Bumblebees

This week for Flora and Fauna Friday, we have our busy buzzy bicolored blossom buckling Bumblebees, of genus Bombus.

Here in the Lowcountry of South Carolina we have five species of Bumblebee. Each has that classic black and yellow coloration but they all vary slightly in the patterning it takes on. The Eastern Bumblebee (B. impatiens) is both our most common and our smallest species of Bumblebee, measuring one-half to three-quarters of an inch in length. It has a pastel yellow thorax with a small black spot in the middle, a single thin band of yellow around the waist, a yellow head, and a somewhat shaggy appearance. The Two-spotted Bumblebee (B. bimaculatus) [not pictured] is very similar to the Eastern Bumblebee but a skosh bigger, shaggier, and with a second partial waist band that is sometimes split into two spots. The Brown-belted Bumblebee (B. griseocollis) hovers around three-quarters of an inch in length with a similar pattern to the Eastern Bumblebee, except that it has no shagginess to its hairs, a black head, and a tan or brown, unbroken but partial second waist band. The American Bumblebee (B. pensylvanicus) is likely our second most common species. It’s up to an inch in length with yellow shoulders, two solid yellow waist bands, and sometimes a wash of ruddy-yellow on the lower thorax. The Southern Plains Bumblebee (B. fraternus) is our biggest bee of the bunch. It has a pastel-yellow thorax with a thick black band across the center and two solid, pale-yellow waist bands.

Like the domesticated Honeybee, Bumblebees are eusocial, colony forming bees. They have a queen who builds a hive and raises sterile daughters to help her run the colony. Unlike Honeybees, Bumblebee hives only last a year, they don’t build complex combs, and the colony can consist of a few dozen bees up to several hundred, depending on the species. Each spring, queens born the prior year emerge from hibernation and begin building their own hives. Bumblebees build their hives near, on, or under the ground. They’ll often build hives within a small burrow, stump, under leaf litter, or in a mound of dense grass. They build “pots” of wax which are either be filled with honey for storage or serve as cradles for baby bee larvae.
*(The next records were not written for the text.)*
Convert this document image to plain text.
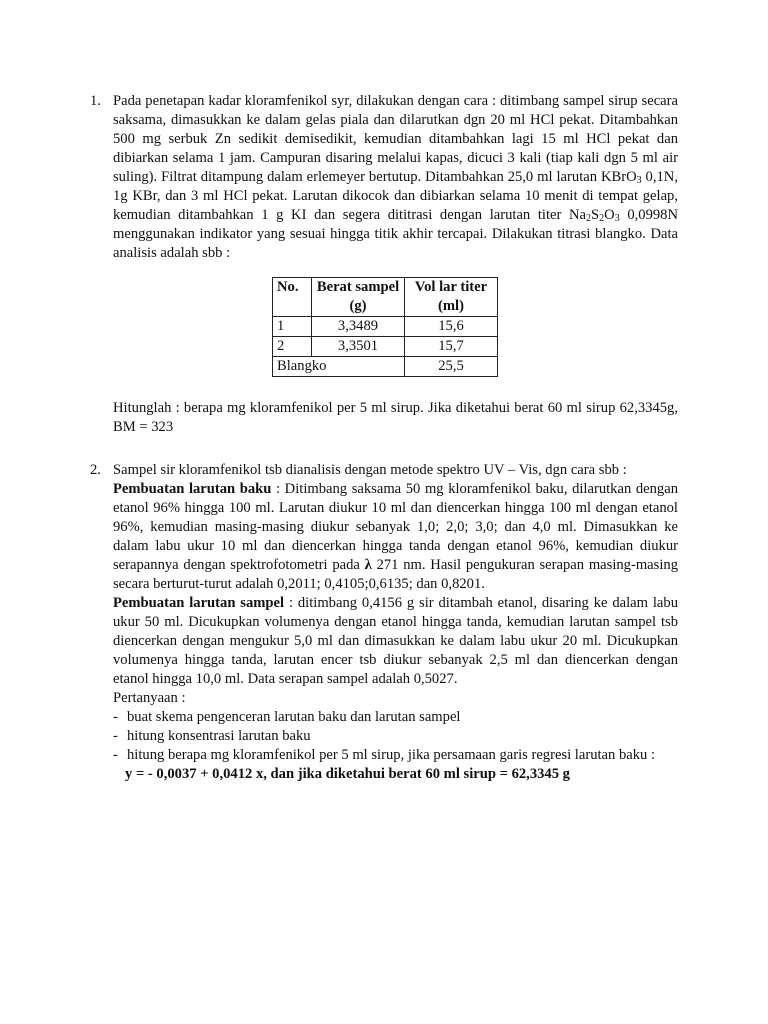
1. Pada penetapan kadar kloramfenikol syr, dilakukan dengan cara : ditimbang sampel sirup secara saksama, dimasukkan ke dalam gelas piala dan dilarutkan dgn 20 ml HCl pekat. Ditambahkan 500 mg serbuk Zn sedikit demisedikit, kemudian ditambahkan lagi 15 ml HCl pekat dan dibiarkan selama 1 jam. Campuran disaring melalui kapas, dicuci 3 kali (tiap kali dgn 5 ml air suling). Filtrat ditampung dalam erlemeyer bertutup. Ditambahkan 25,0 ml larutan KBrO$_3$ 0,1N, 1g KBr, dan 3 ml HCl pekat. Larutan dikocok dan dibiarkan selama 10 menit di tempat gelap, kemudian ditambahkan 1 g KI dan segera dititrasi dengan larutan titer $Na_2S_2O_3$ 0,0998N menggunakan indikator yang sesuai hingga titik akhir tercapai. Dilakukan titrasi blangko. Data analisis adalah sbb :

No.	Berat sampel (g)	Vol lar titer (ml)
1	3,3489	15,6
2	3,3501	15,7
Blangko		25,5

Hitunglah : berapa mg kloramfenikol per 5 ml sirup. Jika diketahui berat 60 ml sirup 62,3345g, BM = 323

2. Sampel sir kloramfenikol tsb dianalisis dengan metode spektro UV – Vis, dgn cara sbb :

Pembuatan larutan baku : Ditimbang saksama 50 mg kloramfenikol baku, dilarutkan dengan etanol 96% hingga 100 ml. Larutan diukur 10 ml dan diencerkan hingga 100 ml dengan etanol 96%, kemudian masing-masing diukur sebanyak 1,0; 2,0; 3,0; dan 4,0 ml. Dimasukkan ke dalam labu ukur 10 ml dan diencerkan hingga tanda dengan etanol 96%, kemudian diukur serapannya dengan spektrofotometri pada λ 271 nm. Hasil pengukuran serapan masing-masing secara berturut-turut adalah 0,2011; 0,4105;0,6135; dan 0,8201.

Pembuatan larutan sampel : ditimbang 0,4156 g sir ditambah etanol, disaring ke dalam labu ukur 50 ml. Dicukupkan volumenya dengan etanol hingga tanda, kemudian larutan sampel tsb diencerkan dengan mengukur 5,0 ml dan dimasukkan ke dalam labu ukur 20 ml. Dicukupkan volumenya hingga tanda, larutan encer tsb diukur sebanyak 2,5 ml dan diencerkan dengan etanol hingga 10,0 ml. Data serapan sampel adalah 0,5027.

Pertanyaan :

- buat skema pengenceran larutan baku dan larutan sampel
- hitung konsentrasi larutan baku
- hitung berapa mg kloramfenikol per 5 ml sirup, jika persamaan garis regresi larutan baku :

y = - 0,0037 + 0,0412 x, dan jika diketahui berat 60 ml sirup = 62,3345 g
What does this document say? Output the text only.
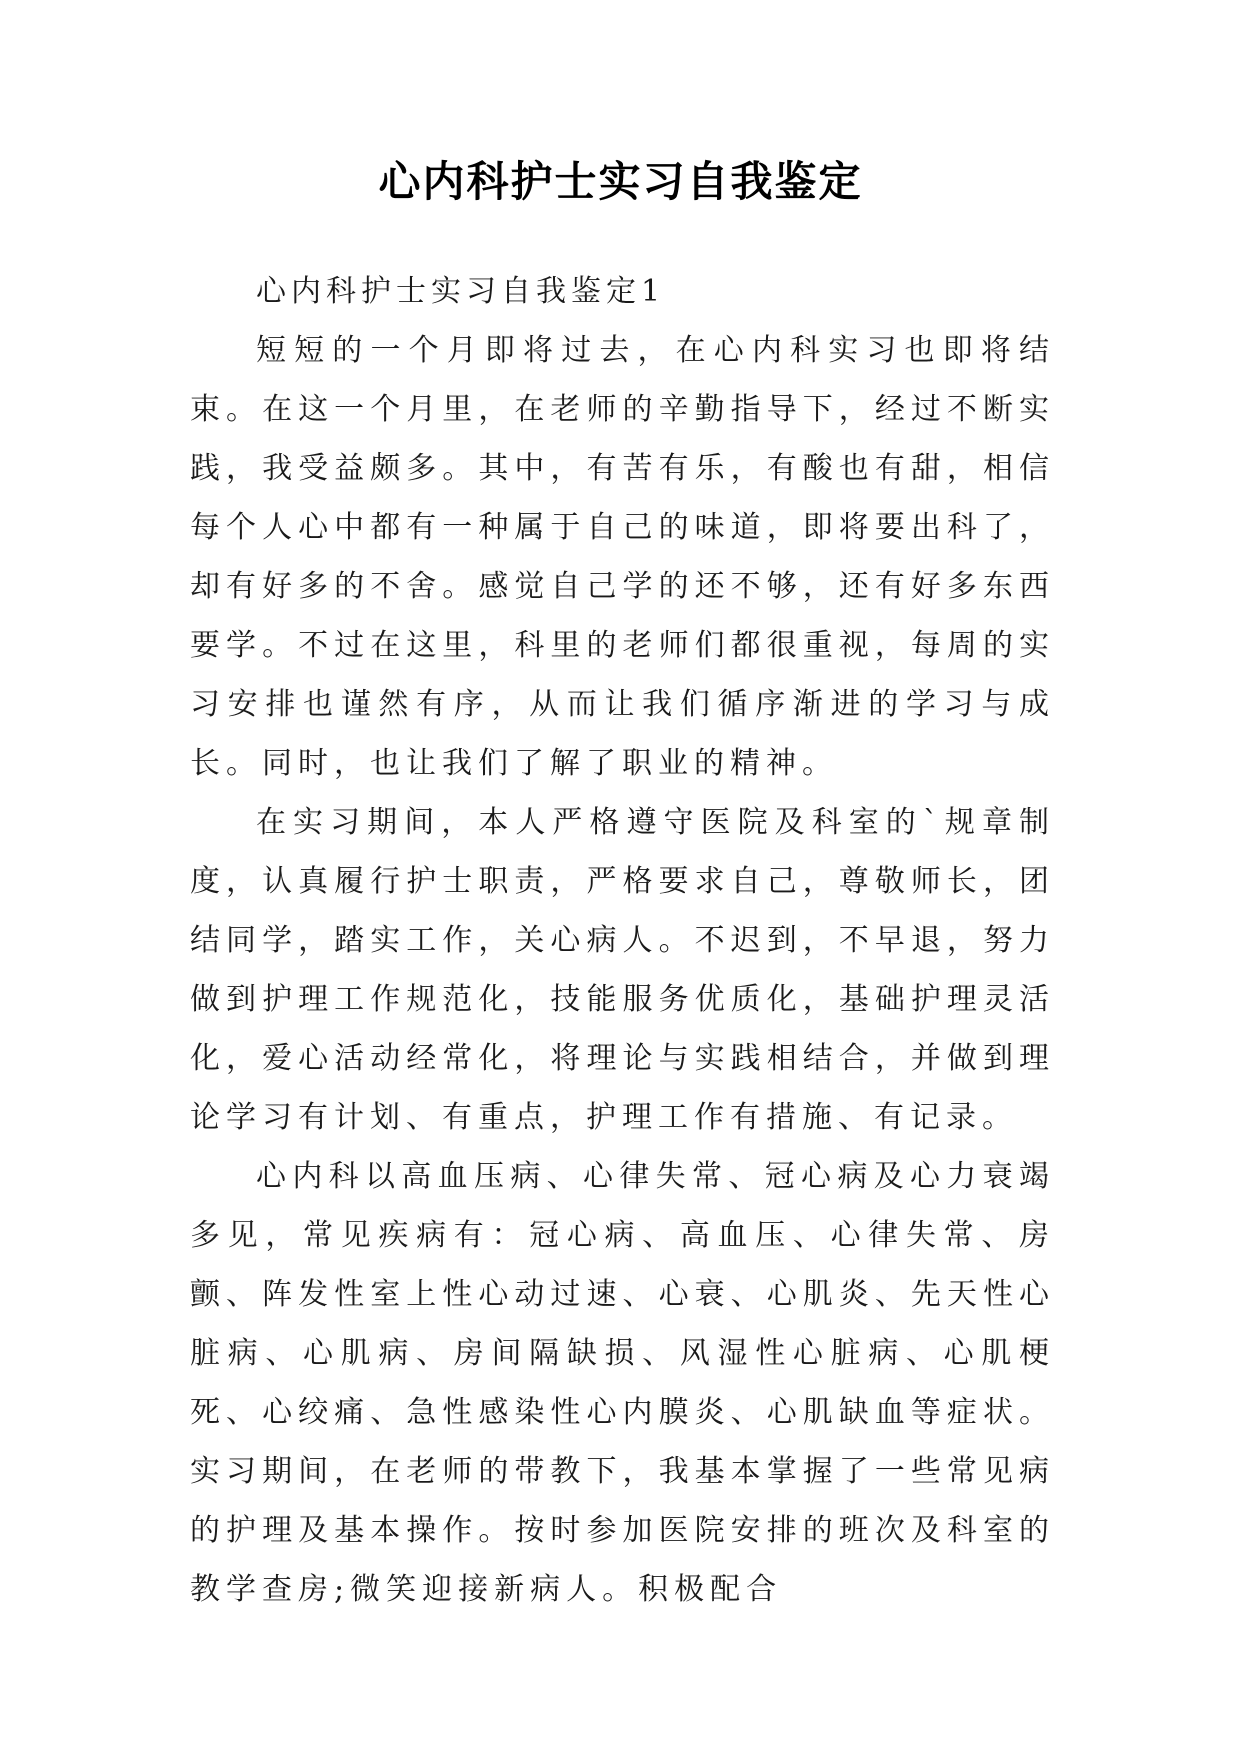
心内科护士实习自我鉴定

心内科护士实习自我鉴定1

短短的一个月即将过去，在心内科实习也即将结束。在这一个月里，在老师的辛勤指导下，经过不断实践，我受益颇多。其中，有苦有乐，有酸也有甜，相信每个人心中都有一种属于自己的味道，即将要出科了，却有好多的不舍。感觉自己学的还不够，还有好多东西要学。不过在这里，科里的老师们都很重视，每周的实习安排也谨然有序，从而让我们循序渐进的学习与成长。同时，也让我们了解了职业的精神。

在实习期间，本人严格遵守医院及科室的`规章制度，认真履行护士职责，严格要求自己，尊敬师长，团结同学，踏实工作，关心病人。不迟到，不早退，努力做到护理工作规范化，技能服务优质化，基础护理灵活化，爱心活动经常化，将理论与实践相结合，并做到理论学习有计划、有重点，护理工作有措施、有记录。

心内科以高血压病、心律失常、冠心病及心力衰竭多见，常见疾病有：冠心病、高血压、心律失常、房颤、阵发性室上性心动过速、心衰、心肌炎、先天性心脏病、心肌病、房间隔缺损、风湿性心脏病、心肌梗死、心绞痛、急性感染性心内膜炎、心肌缺血等症状。实习期间，在老师的带教下，我基本掌握了一些常见病的护理及基本操作。按时参加医院安排的班次及科室的教学查房;微笑迎接新病人。积极配合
Like all bees, Bumblebees live on a diet of nectar and pollen they collect while visiting flowers. Our five Bumblebees are the powerhouses of pollination in the Lowcountry and, in concert with our other native bees, do the lion’s share of the work in spreading pollen between native plants. However, two of our native Bumblebees are on the decline. The American Bumblebee is listed as vulnerable and the Southern Plains Bumblebee is listed as endangered by the IUCN, the International Union for Conservation of Nature. Both species are being petitioned for listing under the Endangered Species Act. However, you can help out our native bees on Edisto Island with one simple trick, let your yard be messy! Bumblebees need more native wildflowers to find food and they need heavy vegetation and crevices to nest in. So if you let your yard and woodlot return to nature, you’ll be making space for our Bumblebees to thrive again, and you’ll be saving time and money on your landscaping bill!